Conclusion - The Democratic Phoenix
November 3rd 2020
The US 2020 presidential election reveals the close victory of Joe Biden. Donald Trump contests the results and calls for a thorough investigation of the election.
November 8th 2020
A NYTimes article exposes a Republican cluster of fake accounts on social media, mainly Twitter and Facebook, which propagated fake news about Joe Biden’s political claims. Donald Trump is accused of being involved in the affair but denies everything.
November 9th 2020
In immediate response, Fox News sheds light on a similar Democrat cluster: several Democrat MPs are named. It’s the start of a media storm in the US.
November 23rd 2020
A leaked report of the election investigation reveals that a lot of money was spent under the rug on both sides to secure votes. Protests break out in several states. The validity of the election is threatened. Donald Trump still refuses to acknowledge the results.
November 26th 2020
For the first time in the history of the US, the Supreme Court invalidates the 2020 election. New elections are to be held in November 2021.
December 4th 2020
Google and Facebook announce a joint collaboration on an AI framework codenamed Project Phoenix, supported by figures such as Bill Gates, George Soros and Elon Musk. The goal is to reproduce Min Kyung Lee’s WeBuildAI and scale it for the US 2021 election. Conspiracy theories against the project emerge on the Republican side.
December 6th 2020
To put an end to the conspiracy theories, all the code source is publicly released on GitHub for anyone to check.
December 9th 2020
An audit led by independent high-profile coders of various political inclinations confirms that the codebase does not contain intrinsic bias. They pledge to impartially oversee the development of the project.
January 15th 2021
Veritasium, a YouTube science vulgarizer, publishes a video where he advocates for the Randomized Condorcet Method as a better ballot explaining the reasons for his choices.
February 22nd 2021
Project Phoenix is opened for beta-testing. Diverse public figures from cinema stars to scientists to writers are invited to try it.
February 26th 2021
The reactions are overwhelmingly positive: Phoenix is able to provide detailed accounts of political parties in each state and their compatibility with the users’ ideologies while remaining transparent and giving the source of its data.
March 7th 2021
Veritasium goes viral as a result of a spike of its Random Condorcet Method video in the YouTube recommendations.
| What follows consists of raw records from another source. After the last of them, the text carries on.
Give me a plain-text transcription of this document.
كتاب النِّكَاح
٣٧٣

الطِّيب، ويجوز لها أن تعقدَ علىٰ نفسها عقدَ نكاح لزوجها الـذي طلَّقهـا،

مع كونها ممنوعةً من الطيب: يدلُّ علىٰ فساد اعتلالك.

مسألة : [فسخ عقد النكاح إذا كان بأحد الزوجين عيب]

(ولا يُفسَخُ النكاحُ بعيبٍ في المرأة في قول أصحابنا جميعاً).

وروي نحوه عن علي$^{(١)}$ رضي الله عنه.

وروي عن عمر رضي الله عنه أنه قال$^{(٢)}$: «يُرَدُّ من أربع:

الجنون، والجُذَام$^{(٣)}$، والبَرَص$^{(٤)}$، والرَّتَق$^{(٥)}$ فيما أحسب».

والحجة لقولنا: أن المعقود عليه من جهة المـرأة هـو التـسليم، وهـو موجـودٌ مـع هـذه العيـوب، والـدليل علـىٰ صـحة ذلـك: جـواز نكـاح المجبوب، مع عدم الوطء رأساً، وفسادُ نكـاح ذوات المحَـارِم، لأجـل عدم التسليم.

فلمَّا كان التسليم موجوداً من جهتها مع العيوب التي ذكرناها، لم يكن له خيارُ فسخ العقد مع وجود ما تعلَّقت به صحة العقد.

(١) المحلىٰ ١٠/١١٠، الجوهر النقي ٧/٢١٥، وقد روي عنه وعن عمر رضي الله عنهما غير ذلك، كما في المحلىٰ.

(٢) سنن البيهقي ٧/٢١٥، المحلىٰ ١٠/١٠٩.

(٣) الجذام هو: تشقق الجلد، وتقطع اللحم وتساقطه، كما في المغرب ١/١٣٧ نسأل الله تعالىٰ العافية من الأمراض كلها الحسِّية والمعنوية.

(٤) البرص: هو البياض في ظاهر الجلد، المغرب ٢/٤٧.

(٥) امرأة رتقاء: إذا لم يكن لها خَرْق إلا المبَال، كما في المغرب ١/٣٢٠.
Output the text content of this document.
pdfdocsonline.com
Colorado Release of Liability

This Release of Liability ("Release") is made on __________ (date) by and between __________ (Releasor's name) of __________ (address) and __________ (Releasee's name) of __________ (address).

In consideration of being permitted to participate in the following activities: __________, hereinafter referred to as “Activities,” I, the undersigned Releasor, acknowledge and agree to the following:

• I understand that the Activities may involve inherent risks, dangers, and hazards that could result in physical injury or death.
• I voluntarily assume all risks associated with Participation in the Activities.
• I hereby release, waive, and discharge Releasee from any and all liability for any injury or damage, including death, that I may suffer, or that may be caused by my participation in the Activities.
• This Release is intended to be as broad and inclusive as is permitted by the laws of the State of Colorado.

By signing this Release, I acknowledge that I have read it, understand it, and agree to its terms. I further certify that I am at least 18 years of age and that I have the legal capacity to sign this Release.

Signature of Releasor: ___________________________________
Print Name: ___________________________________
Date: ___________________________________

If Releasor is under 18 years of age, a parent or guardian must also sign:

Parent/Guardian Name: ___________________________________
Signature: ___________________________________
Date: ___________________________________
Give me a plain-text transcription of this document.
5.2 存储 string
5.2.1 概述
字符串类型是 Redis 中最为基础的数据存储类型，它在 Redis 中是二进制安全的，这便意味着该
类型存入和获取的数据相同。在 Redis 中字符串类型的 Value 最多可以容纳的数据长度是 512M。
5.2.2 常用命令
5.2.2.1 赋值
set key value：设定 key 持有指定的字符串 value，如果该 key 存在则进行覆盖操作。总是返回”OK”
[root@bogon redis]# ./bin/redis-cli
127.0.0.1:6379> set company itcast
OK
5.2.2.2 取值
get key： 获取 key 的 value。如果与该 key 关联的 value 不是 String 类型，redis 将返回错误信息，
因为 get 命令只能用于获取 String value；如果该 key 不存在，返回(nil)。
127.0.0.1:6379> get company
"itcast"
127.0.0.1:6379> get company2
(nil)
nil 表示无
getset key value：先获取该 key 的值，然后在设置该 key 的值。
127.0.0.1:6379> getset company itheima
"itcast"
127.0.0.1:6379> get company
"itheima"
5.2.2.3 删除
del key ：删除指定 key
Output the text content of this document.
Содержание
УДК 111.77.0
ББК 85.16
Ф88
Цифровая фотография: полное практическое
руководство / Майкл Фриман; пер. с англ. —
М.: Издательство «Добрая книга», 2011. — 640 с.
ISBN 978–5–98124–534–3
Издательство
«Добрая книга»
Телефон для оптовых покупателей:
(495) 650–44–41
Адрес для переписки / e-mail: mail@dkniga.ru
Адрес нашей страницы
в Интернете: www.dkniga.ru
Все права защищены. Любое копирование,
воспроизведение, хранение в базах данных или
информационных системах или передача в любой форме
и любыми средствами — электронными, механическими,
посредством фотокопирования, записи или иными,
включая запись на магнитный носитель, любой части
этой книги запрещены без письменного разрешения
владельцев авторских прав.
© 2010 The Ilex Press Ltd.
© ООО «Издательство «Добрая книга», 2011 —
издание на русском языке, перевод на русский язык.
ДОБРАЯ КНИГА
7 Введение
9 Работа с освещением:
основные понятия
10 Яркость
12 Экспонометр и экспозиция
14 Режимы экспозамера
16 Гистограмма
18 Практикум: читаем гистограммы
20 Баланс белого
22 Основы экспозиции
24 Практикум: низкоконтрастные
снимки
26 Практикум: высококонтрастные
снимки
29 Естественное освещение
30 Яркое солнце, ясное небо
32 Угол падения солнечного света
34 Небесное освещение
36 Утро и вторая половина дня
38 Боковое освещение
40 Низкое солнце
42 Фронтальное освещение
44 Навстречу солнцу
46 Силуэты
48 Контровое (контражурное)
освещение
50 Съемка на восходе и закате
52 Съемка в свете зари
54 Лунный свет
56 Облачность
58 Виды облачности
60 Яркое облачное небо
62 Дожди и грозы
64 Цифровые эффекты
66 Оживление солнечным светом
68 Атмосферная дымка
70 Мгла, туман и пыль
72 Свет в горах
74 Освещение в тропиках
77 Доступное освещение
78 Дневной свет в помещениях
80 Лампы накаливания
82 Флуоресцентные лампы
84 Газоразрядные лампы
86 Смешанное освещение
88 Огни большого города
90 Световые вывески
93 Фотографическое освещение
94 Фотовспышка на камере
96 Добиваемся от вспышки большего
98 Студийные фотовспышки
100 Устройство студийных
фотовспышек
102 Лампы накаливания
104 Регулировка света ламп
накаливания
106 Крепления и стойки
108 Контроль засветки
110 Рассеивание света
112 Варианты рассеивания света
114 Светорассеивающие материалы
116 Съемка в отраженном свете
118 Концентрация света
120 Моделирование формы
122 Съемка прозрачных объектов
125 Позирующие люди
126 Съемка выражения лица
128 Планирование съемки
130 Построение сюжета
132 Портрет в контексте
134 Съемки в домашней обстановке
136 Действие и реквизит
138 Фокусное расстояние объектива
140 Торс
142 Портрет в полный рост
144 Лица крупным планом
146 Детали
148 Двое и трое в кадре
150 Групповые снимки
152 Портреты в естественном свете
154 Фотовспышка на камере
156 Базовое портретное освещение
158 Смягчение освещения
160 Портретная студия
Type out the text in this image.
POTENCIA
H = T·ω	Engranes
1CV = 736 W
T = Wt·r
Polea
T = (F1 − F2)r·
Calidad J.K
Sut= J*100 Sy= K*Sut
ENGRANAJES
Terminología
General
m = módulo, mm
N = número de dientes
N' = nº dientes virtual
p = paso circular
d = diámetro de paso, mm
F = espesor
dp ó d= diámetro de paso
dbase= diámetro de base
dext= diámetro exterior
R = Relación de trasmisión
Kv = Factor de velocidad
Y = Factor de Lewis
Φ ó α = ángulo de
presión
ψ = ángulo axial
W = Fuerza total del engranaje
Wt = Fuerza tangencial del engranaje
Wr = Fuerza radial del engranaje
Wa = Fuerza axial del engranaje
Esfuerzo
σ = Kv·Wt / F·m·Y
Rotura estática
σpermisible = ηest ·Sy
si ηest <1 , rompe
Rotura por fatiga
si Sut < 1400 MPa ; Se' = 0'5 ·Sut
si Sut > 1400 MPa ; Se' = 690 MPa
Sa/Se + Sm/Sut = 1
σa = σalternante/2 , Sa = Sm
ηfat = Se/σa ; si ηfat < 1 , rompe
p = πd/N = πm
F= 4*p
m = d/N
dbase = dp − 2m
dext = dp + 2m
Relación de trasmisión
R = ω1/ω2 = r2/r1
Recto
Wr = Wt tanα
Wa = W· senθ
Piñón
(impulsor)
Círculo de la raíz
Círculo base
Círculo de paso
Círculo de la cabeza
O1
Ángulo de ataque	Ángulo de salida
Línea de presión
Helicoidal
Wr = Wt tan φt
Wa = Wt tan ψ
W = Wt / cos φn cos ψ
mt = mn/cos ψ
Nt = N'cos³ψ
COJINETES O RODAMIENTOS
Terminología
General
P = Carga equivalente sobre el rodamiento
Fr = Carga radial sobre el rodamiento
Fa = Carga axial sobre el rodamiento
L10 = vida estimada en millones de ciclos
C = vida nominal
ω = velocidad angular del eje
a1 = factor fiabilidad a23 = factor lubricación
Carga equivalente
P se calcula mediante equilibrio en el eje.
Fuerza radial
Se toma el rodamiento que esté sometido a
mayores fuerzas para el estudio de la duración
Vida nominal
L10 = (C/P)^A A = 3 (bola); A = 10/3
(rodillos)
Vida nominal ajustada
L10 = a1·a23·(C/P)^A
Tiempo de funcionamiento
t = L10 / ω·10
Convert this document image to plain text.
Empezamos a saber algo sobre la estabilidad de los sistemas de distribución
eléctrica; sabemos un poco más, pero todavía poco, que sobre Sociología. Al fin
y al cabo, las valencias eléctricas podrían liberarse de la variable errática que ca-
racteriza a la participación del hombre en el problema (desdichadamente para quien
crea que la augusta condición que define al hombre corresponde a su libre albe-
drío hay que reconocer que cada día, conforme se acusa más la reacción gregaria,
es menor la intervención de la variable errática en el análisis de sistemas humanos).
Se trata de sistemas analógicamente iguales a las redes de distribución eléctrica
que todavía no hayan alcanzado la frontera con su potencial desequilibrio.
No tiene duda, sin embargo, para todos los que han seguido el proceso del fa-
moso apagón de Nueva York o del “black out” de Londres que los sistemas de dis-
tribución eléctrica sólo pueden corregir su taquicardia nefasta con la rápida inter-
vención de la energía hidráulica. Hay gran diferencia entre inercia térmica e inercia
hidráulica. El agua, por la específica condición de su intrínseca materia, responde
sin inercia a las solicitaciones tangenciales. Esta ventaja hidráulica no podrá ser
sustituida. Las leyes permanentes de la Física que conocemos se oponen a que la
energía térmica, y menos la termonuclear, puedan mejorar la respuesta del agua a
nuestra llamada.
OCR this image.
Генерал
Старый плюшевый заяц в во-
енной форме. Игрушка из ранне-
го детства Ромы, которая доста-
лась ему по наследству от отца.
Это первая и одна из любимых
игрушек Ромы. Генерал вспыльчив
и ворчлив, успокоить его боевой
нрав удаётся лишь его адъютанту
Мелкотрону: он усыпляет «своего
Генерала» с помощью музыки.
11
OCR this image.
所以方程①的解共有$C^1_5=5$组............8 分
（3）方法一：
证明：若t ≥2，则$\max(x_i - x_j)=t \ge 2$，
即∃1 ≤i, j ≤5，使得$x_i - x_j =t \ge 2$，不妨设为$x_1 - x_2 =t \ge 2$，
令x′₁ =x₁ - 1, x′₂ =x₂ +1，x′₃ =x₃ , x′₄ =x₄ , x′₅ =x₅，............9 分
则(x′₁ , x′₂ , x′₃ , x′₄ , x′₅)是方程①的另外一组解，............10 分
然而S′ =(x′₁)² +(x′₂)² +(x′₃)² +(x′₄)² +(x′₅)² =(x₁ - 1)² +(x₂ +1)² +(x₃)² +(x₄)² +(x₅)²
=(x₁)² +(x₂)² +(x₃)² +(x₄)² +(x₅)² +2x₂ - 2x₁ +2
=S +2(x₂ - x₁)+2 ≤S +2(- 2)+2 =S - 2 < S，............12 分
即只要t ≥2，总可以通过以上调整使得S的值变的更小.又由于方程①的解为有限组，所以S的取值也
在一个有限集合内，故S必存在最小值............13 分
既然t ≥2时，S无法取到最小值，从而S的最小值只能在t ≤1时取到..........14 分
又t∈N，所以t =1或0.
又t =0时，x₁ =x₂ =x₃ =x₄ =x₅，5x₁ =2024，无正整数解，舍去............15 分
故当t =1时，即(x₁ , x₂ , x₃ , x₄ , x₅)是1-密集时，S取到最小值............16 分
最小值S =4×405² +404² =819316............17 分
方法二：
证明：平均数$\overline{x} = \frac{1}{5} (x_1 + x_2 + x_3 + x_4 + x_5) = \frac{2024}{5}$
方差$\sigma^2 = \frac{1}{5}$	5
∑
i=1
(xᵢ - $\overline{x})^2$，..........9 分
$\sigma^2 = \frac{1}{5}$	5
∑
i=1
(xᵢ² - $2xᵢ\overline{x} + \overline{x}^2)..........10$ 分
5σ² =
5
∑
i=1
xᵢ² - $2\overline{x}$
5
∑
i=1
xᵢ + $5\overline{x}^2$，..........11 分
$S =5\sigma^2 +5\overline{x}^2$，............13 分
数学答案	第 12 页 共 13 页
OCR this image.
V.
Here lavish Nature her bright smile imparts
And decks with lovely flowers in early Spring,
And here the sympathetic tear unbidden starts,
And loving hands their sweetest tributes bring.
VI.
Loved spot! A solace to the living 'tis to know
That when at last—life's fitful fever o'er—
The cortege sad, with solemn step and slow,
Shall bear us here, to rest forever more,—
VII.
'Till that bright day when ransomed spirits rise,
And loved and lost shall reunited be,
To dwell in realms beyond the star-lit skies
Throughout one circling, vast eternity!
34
It is heavily shared on Facebook and Twitter.
March 8th 2021
The RepresentUs movement advocates for local state representatives to pass laws changing the FPTP system to the RCM.
March 9th 2021
Huge pacific demonstrations take place in New York and San Francisco, skyrocketing public awareness about the ballot problem.
April 14th 2021
California becomes the first state to use RCM as a ballot.
May 5th 2021
Two other states have followed California’s steps: New York and Vermont.
June 25th 2021
In total, 34 states have adopted RCM.
October 24th 2021
Texas is the last US state to switch to RCM.
November 6th 2021
Following the US 2021 Presidential elections, which were held with RCM, Joe Biden is elected with a solid margin. The surprise of the election is, however, that the Libertarian and Green parties manage to win a few swing states. Donald Trump still contested the results but earned very mild support: thanks to Phoenix, most voters were actually satisfied with the election’s outcome.
November 8th 2025
For the first time since 1852, the winner of the US Presidential election is neither Democrat nor Republican. Howie Hawkins, from the Green party, becomes the 47th President of the United States.